Failure to Meet Minimum Nursing Care Hours
Penalty
Summary
The facility failed to meet the required minimum of 3.2 hours of direct resident care per patient day (PPD) on two specific days during the review period. On December 15, 2024, the facility provided only 3.01 hours PPD, and on December 16, 2024, it provided 3.15 hours PPD. This deficiency was identified through a review of nursing staffing hours for the weeks of November 24-30, 2024, December 15-21, 2024, and January 1-7, 2025. An interview with the Nursing Home Administrator and Director of Nursing on January 8, 2025, confirmed the failure to meet the required staffing levels on the specified dates.
Plan Of Correction
Licensure Nursing Services (HPPD) The statements made on this plan of correction are not an admission to and do not constitute an agreement with the alleged deficiency within. To remain in compliance with all federal and state regulations, the facility has taken or will take actions set forth in the following plan of correction. 1. There were no adverse effects to the residents of our facility as a result of decreased HPPD. 2. DON will re-educate the staffing coordinator/designee on the 3.2 HPPD staffing requirement and will provide education on calculating HPPD and adjusting staffing to attain the 3.2 HPPD. 3. Staffing meetings will be held 5 days a week to review HPPD from the previous day and the projected HPPD for the current day, as well as the upcoming week to ensure appropriate staffing levels.

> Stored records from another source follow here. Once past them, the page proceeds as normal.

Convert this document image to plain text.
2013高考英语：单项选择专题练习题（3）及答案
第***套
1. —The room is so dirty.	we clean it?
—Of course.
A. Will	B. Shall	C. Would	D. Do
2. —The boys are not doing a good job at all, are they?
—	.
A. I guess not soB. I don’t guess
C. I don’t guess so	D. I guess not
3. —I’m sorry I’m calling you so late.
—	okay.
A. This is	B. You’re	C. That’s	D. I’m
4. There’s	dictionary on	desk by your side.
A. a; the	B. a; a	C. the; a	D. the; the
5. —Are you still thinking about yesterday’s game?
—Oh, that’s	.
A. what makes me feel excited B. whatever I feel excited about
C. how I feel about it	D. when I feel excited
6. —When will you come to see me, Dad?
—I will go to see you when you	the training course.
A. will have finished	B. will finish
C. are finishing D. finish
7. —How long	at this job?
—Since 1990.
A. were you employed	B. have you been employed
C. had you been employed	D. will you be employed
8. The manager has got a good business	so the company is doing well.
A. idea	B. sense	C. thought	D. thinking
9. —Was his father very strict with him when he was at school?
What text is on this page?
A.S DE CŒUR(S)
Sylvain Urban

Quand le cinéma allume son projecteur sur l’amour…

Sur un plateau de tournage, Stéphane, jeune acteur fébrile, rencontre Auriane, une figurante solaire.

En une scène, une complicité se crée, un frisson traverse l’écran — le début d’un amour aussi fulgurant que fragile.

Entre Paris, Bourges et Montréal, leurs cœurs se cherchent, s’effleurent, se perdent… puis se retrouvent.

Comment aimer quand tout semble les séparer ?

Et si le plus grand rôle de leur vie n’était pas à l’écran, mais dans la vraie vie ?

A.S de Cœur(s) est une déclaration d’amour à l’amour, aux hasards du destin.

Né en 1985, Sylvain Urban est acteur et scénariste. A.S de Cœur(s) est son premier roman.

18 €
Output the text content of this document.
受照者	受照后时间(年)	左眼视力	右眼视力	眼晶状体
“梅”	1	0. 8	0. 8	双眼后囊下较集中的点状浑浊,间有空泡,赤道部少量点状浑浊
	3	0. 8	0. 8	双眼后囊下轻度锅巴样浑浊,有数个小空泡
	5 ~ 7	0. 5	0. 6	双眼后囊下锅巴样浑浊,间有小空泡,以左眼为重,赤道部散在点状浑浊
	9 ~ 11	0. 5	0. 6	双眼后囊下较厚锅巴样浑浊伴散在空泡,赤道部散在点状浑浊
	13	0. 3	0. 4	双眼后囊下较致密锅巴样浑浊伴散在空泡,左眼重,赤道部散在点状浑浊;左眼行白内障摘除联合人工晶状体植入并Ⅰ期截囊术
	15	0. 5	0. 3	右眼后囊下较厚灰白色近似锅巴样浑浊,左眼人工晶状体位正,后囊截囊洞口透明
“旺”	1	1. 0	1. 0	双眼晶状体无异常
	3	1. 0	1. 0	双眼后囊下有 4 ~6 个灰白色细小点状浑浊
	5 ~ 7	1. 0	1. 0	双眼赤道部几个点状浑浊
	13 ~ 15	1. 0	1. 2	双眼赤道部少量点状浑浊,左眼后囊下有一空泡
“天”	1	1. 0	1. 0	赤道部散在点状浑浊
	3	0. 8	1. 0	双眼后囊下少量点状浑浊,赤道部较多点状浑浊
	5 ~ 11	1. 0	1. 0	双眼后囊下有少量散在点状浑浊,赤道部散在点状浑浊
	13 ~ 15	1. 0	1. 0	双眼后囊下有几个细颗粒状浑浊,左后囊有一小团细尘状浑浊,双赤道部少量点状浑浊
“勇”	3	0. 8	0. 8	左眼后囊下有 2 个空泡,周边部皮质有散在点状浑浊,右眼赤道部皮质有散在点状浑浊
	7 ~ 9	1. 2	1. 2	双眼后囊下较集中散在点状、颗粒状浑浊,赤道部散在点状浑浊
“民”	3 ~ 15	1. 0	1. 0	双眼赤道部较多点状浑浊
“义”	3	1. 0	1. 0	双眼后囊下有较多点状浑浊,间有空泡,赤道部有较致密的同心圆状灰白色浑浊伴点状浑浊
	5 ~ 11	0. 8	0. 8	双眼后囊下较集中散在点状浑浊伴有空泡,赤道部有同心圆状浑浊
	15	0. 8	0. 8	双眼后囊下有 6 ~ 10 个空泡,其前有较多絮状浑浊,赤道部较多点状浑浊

If projected staffing levels are below the 3.2 minimum, then the facility will reach out to current staff and staffing agencies to meet the minimum requirement. The facility will continue to recruit staff through all platforms. 4. The staffing coordinator will conduct an audit of HPPD levels randomly to ensure HPPDs meet the minimum 3.2 HPPD. Results of the audits with trends will be reported through QA&A. 5. Date of Compliance February 20, 2025.